Monday, October 1, 2018

Environmental heterogeneity and phenotypic markers... (Clara B. Jones)



Environmental Heterogeneity and Phenotypic Markers Create Longer Distances Between Nodes

Life is uncertain. Life in lower income communities is more uncertain than the norm. This unpredictability will have profound consequences for the life historical features of the poor in American society where differential gender, race, and class may be permanent markers of social inferiority. It is tempting to speculate that the costs of conformity are not perceived by the compliant or convert, and psychological research suggests three categories of response that may lead individuals to commit errors of judgment in uncertain conditions. People may employ a “representative heuristic” when drawing conclusions impulsively, without rational methods of decision-making. On this basis, a model of the world—not necessarily a conscious one—is constructed which is more likely to value what has occurred in the past, decreasing the effect of new stimuli representing changes in the environment. If, as Shelby Steele stated, “The [non-immigrant African-American underclass] …is basically as free as he or she wants to be.”, an opinion with which I partially agree, most of these individuals may not view the world as Steele does because of historical factors.

My qualified support of Steele’s statement is based on the observations that initial conditions, and the events that succeed them, are dynamic. Some lives may spin out of control, take a chaotic path, unpredictably. Rigid conformity to norms of groups (e.g., the “black church,” Black Lives Matter, Nation of Islam) to which the individual is exposed may stabilize the environment, as Muzafer Sherif suggested more than 70 years ago. It is important to investigate whether the representative heuristic is more likely to be formed before, after, or during the process of compliance of conversion and to understand tactics and strategies that might be employed to weaken its constraints upon perception. For example, instruction in decision-making techniques might counteract representativeness.
Individuals may, also, misjudge the probabilities of events occurring in time and space. Judgments based on the underlying odds of phenomena occurring in communities of the underclasses may not accurately predict events in the social, economic, and political mainstream networks. Repeated experiences in an environment will be generalized to other environments and will lead to expectations about how others will behave. These processes, characteristic of all organisms with learning capacities, will function in the underclasses to foreclose the perception of opportunities where they exist outside their communities that are often segregated from non-marginal spaces. This resistance of learned beliefs, attitudes, values, and behaviors will contribute to a form of passive conformity through continuing reinforcement of the behaviors initially conditioned, and it may be difficult for the Panopticon Network to police marginal spaces.

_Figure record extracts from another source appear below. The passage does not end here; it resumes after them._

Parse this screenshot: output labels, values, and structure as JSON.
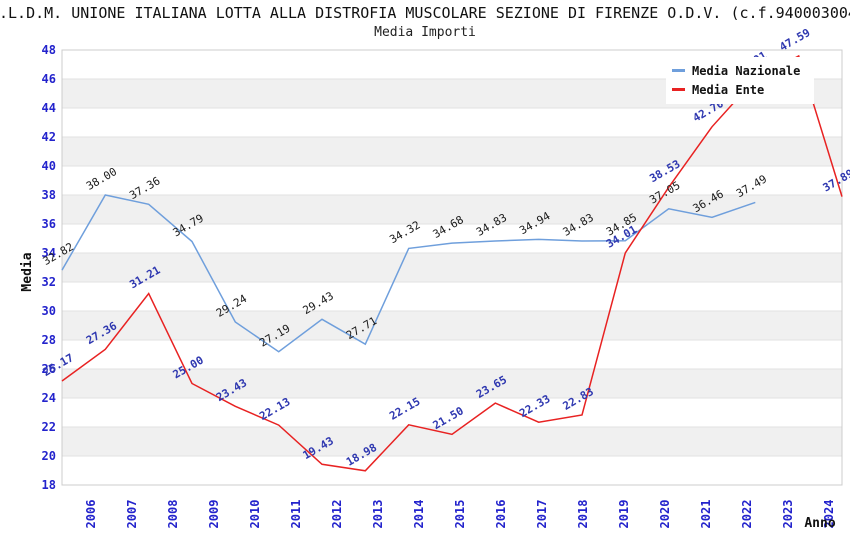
{
  "header": {
    "title": ".L.D.M. UNIONE ITALIANA LOTTA ALLA DISTROFIA MUSCOLARE SEZIONE DI FIRENZE O.D.V. (c.f.940003004",
    "subtitle": "Media Importi"
  },
  "chart_data": {
    "type": "line",
    "title": ".L.D.M. UNIONE ITALIANA LOTTA ALLA DISTROFIA MUSCOLARE SEZIONE DI FIRENZE O.D.V. (c.f.940003004",
    "subtitle": "Media Importi",
    "xlabel": "Anno",
    "ylabel": "Media",
    "ylim": [
      18,
      48
    ],
    "ytick_step": 2,
    "grid": "banded-alternating-horizontal",
    "legend_position": "top-right",
    "value_label_decimals": 2,
    "categories": [
      "2006",
      "2007",
      "2008",
      "2009",
      "2010",
      "2011",
      "2012",
      "2013",
      "2014",
      "2015",
      "2016",
      "2017",
      "2018",
      "2019",
      "2020",
      "2021",
      "2022",
      "2023",
      "2024"
    ],
    "series": [
      {
        "name": "Media Nazionale",
        "color": "#6f9fdc",
        "label_color": "#1a1a1a",
        "label_bold": false,
        "values": [
          32.82,
          38.0,
          37.36,
          34.79,
          29.24,
          27.19,
          29.43,
          27.71,
          34.32,
          34.68,
          34.83,
          34.94,
          34.83,
          34.85,
          37.05,
          36.46,
          37.49,
          null,
          null
        ]
      },
      {
        "name": "Media Ente",
        "color": "#e82222",
        "label_color": "#2f38b0",
        "label_bold": true,
        "values": [
          25.17,
          27.36,
          31.21,
          25.0,
          23.43,
          22.13,
          19.43,
          18.98,
          22.15,
          21.5,
          23.65,
          22.33,
          22.83,
          34.01,
          38.53,
          42.7,
          46.01,
          47.59,
          37.89
        ]
      }
    ]
  },
  "colors": {
    "background": "#ffffff",
    "band_fill": "#f0f0f0",
    "gridline": "#e2e2e2",
    "plot_border": "#cccccc",
    "axis_tick_label": "#2323cc",
    "axis_title": "#111111"
  }
}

Little is known about changing mind-sets, redrawing cognitive maps short of intensive behavioral modification (e.g., by psychotherapy, coercion, force). But, I believe that public schools and local governments can significantly influence the experiences of young members of the underclass in spaces outside their own proscribed communities, thus increasing the likelihood that they will make veridical decisions and, perhaps, decreasing the probability of conformity as a denial of and recomposition for the consequences of real and perceived victimization.

Errors in judgment may, also, result from the manner in which a problem is “framed.” Research has demonstrated that solutions to problems depend on the architecture of a statement. It has been found that the most rational decisions are made when statements are framed broadly rather than narrowly, and, it seems to me, that narrow framing is likely to favor conformity by restricting the pattern of events in the environment to which the individual responds. Alternative social tactics and strategies, then, would not, all other things being equal, be perceived, limiting cognitive flexibility.

Many years of my teaching career were spent at two “historically black colleges.” At one of these schools, a student of mine claimed that psychologists used the white rat for their laboratory studies because, “Psychology is a racist science.” The narrowness of this student’s statement led to errors in judgment, most likely strongly influenced by emotions, preventing her from imagining alternative explanations. Similar to expressing a representativeness heuristic and ignoring the underlying probabilities of events, narrow framing is the result of and has the ability to create perceptual biases, constraining our understanding of the world. My student was prevented from coding certain components of her environment in particular ways as if the limitations of her knowledge of events corresponded to richness of interpretation. This young woman was not unable to learn—to modify her behavior; but, learning was made more difficult because a stage of re-framing was required to adjust her perceptions in order to associate the genetic homogeneity of a white rat with its appropriateness as a relatively homogeneous lab control, rather than a symbol of historical domination.

Narrow framing may make a person more likely to conform to elements of the Panopticon Network by creating a relatively undifferentiated set of stimuli with which events are endowed with meaning. Fewer environmental cues, then, will be available for association and identification. If conformity is a type of social influence, then individuals who frame narrowly are more susceptible to incitement because fewer stimuli will evoke their conforming (cooperative?) behavior. Coherent belief systems may attract many citizens in societies, but those on the margins who frame narrowly may be especially resistant to potentially life-enhancing social influence.